Stepping onto the stage representing his Black Wall Street family to the fullest, Game looked fit and in plenty of good shape to rock the crowd. Delving into songs from The R.E.D. Album, he brought an energy to the room that was palpable. His latest single, "Red Nation," featuring Lil Wayne, got the party rocking nicely.

Four studio albums in, Game had plenty of material to keep the show going. He did a number of verses a capella, firing up the audience with his rugged, husky flow on tracks like "My Life," "Dreams" and "Put You on the Game," before coming completely unhinged about his arch nemesis 50 Cent. With the chants of, "G-UNOT!" set against ear shattering gunshot effects from the DJ, it almost felt like 2003 again.

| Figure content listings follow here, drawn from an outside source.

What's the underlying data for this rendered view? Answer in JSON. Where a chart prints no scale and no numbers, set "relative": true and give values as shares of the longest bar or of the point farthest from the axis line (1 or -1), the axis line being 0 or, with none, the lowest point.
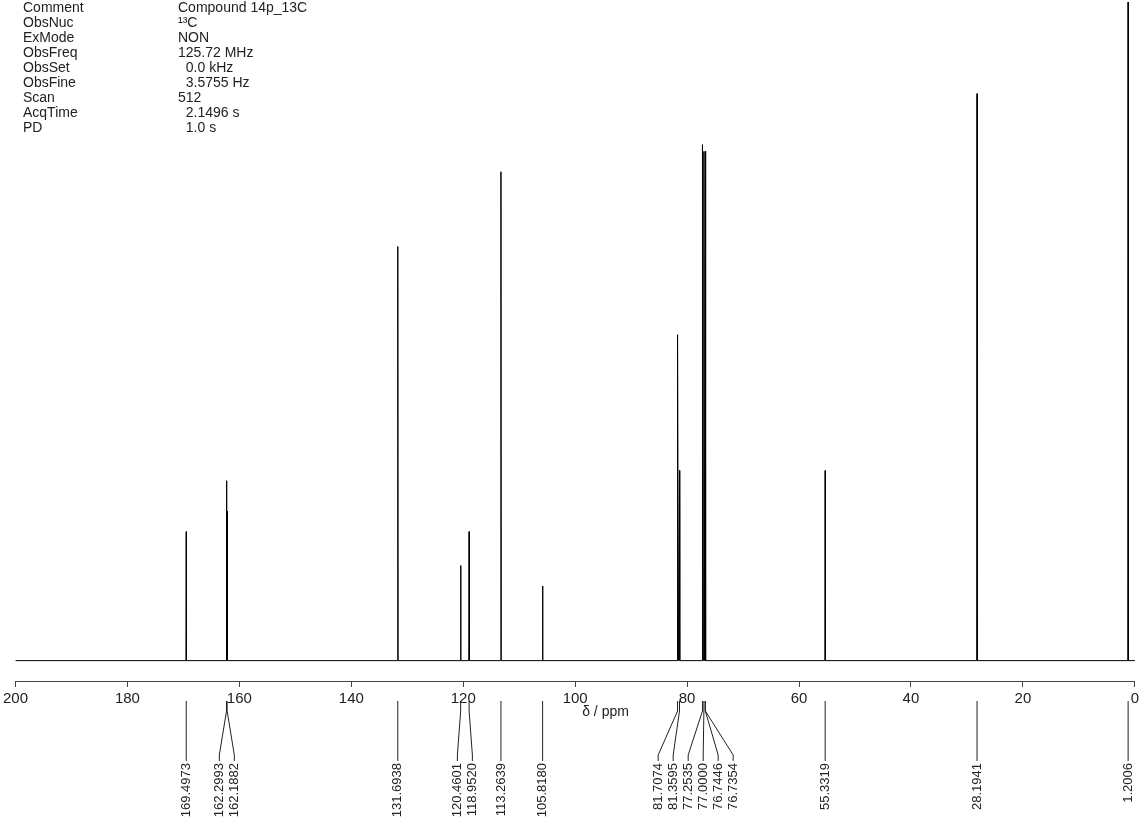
{
  "chart_data": {
    "type": "line",
    "relative": true,
    "xlabel": "δ / ppm",
    "xlim": [
      200,
      0
    ],
    "xticks": [
      200,
      180,
      160,
      140,
      120,
      100,
      80,
      60,
      40,
      20,
      0
    ],
    "grid": false,
    "legend": false,
    "marker": "none",
    "line_style": "solid",
    "x": [
      200,
      169.55,
      169.4973,
      169.45,
      162.35,
      162.2993,
      162.24,
      162.1882,
      162.14,
      131.75,
      131.6938,
      131.64,
      120.51,
      120.4601,
      120.41,
      119.0,
      118.952,
      118.9,
      113.31,
      113.2639,
      113.21,
      105.87,
      105.818,
      105.77,
      81.76,
      81.7074,
      81.55,
      81.3595,
      81.31,
      77.3,
      77.2535,
      77.1,
      77.0,
      76.87,
      76.7446,
      76.69,
      55.38,
      55.3319,
      55.28,
      28.24,
      28.1941,
      28.14,
      1.25,
      1.2006,
      1.15,
      0
    ],
    "series": [
      {
        "color": "#000000",
        "values": [
          0.03,
          0.03,
          0.22,
          0.03,
          0.03,
          0.295,
          0.03,
          0.25,
          0.03,
          0.03,
          0.64,
          0.03,
          0.03,
          0.17,
          0.03,
          0.03,
          0.22,
          0.03,
          0.03,
          0.75,
          0.03,
          0.03,
          0.14,
          0.03,
          0.03,
          0.51,
          0.03,
          0.31,
          0.03,
          0.03,
          0.79,
          0.03,
          0.78,
          0.03,
          0.78,
          0.03,
          0.03,
          0.31,
          0.03,
          0.03,
          0.865,
          0.03,
          0.03,
          1,
          0.03,
          0.03
        ]
      }
    ],
    "annotations": [
      "Comment",
      "Compound 14p_13C",
      "ObsNuc",
      "¹³C",
      "ExMode",
      "NON",
      "ObsFreq",
      "125.72 MHz",
      "ObsSet",
      "  0.0 kHz",
      "ObsFine",
      "  3.5755 Hz",
      "Scan",
      "512",
      "AcqTime",
      "  2.1496 s",
      "PD",
      "  1.0 s",
      {
        "text": "169.4973",
        "x": 169.4973
      },
      {
        "text": "162.2993",
        "x": 162.2993
      },
      {
        "text": "162.1882",
        "x": 162.1882
      },
      {
        "text": "131.6938",
        "x": 131.6938
      },
      {
        "text": "120.4601",
        "x": 120.4601
      },
      {
        "text": "118.9520",
        "x": 118.952
      },
      {
        "text": "113.2639",
        "x": 113.2639
      },
      {
        "text": "105.8180",
        "x": 105.818
      },
      {
        "text": "81.7074",
        "x": 81.7074
      },
      {
        "text": "81.3595",
        "x": 81.3595
      },
      {
        "text": "77.2535",
        "x": 77.2535
      },
      {
        "text": "77.0000",
        "x": 77.0
      },
      {
        "text": "76.7446",
        "x": 76.7446
      },
      {
        "text": "76.7354",
        "x": 76.7354
      },
      {
        "text": "55.3319",
        "x": 55.3319
      },
      {
        "text": "28.1941",
        "x": 28.1941
      },
      {
        "text": "1.2006",
        "x": 1.2006
      }
    ]
  }
}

Game's stage presence largely consisted of meandering around the stage, interacting with the audience and clearing a path amongst the throng of people on stage with him. His confidence was obvious as he rapped Fifty's verse to, "Hate it Or Love it," incorporating his own jokes about his former G-Unit boss, and waving around a bottle of Grey Goose.

Photos: Game at the Ogden

As is typical with many hip-hop shows, the women in the audience who all appeared to be die-hard fans of Game (or mostly wanted to flaunt their goods for the rapper), were invited onto the stage to "act like bitches" and provide entertainment for Juice, Menace, and the legion of Black Wall Street affiliates who were there.

With cheap nylon panties flying everywhere, the guys acted like horny thirteen year olds, smacking asses, grabbing on the ladies, and all around acting like maniacs, before Game launched into "Wouldn't Get Far." It was a bit uncomfortable watching girls happily prance around to a song that's an obvious back-handed slap, but everyone seemed to be having a good time.

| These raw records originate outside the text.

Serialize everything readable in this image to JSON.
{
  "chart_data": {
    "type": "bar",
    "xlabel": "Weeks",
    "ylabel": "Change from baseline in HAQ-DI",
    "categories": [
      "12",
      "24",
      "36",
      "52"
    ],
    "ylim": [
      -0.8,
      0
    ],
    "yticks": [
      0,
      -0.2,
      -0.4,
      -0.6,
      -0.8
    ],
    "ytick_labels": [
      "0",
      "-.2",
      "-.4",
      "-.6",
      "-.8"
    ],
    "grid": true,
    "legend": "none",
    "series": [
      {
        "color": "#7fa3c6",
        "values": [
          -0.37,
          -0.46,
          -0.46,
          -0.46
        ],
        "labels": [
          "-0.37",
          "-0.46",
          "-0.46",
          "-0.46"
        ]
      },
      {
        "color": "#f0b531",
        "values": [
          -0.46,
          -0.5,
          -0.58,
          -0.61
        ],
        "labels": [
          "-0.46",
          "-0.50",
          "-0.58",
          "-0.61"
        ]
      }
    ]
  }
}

"How We Do" got the audience all the way turned up with the lyrics mostly being screamed from the crowd. One thing Game prides himself on is the dedication from his fans. Those who are familiar with the rapper's antics and knew to wear red were brought on stage next for an incredibly rousing rendition of "It's Ok, (One Blood)."

Gang affiliated or not, the gang banger salutation of "suwoop" could be heard ricocheting throughout the venue and there were so many 'hoods on stage wearing red, Game got lost for a moment in the sea of red. Regardless of the premise, seeing so many fans of an artist on stage united under one "red flag" was an impressive sight.

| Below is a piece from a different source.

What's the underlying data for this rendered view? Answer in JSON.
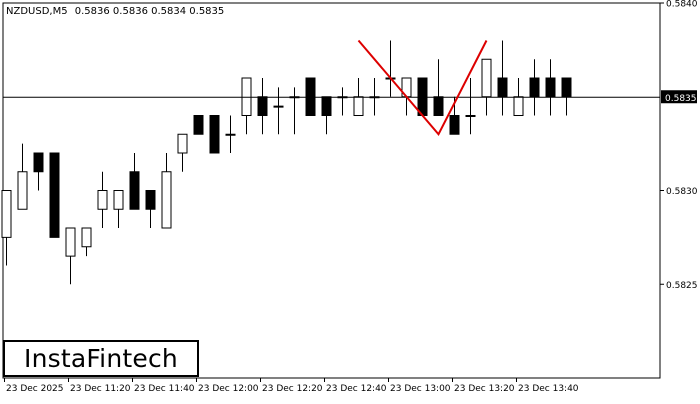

Game ended the night with everyone still on deck, gang signs up, for a super live rendition of "I'm the King" before giving a warm thanks to the crowd, expressing his love for Denver, and giving a strong admonition of "no shooting, no fighting, let's keep it peace."

Photos: Game at the Ogden

BLKHRTS opened the evening up, ushering in the Black Wall Street family of Menace and Juice with an energetic set that didn't entirely translate to the crowd. People were still filing into the venue when BLKHRTS took the stage. Nevertheless, the crowd seemed warm and ready for mayhem after the trio exited the stage.

Menace and Juice were muscle clad rappers who mostly flaunted a young lady around in white jeans and spat lyrics about "fucking bitches" and "getting head." Luckily, the medley from these two was only about ten to fifteen minutes, before Game began his set.

See also, Game interview: "I feel like 90 percent of rappers are pussy anyway."


Personal Bias: It's hard to take Game seriously as a rapper sometimes because of his antics, but when he's in the zone, the L.A. native can really spit. Random Detail: It was hard to tell if the Grey Goose bottle Game and crew swigged from was filled with water, but you have to think that downing an entire fifth of Vodka might make it hard to get through an entire show. Speculation is always fun, though. By the Way: I couldn't decide who to be most mad at during the "ladies" portion of the show. The girls who pulled up their dresses and allowed for the nonsense, or the super aggressive guys whose penises directed the fray. Either way, someone needs to do better.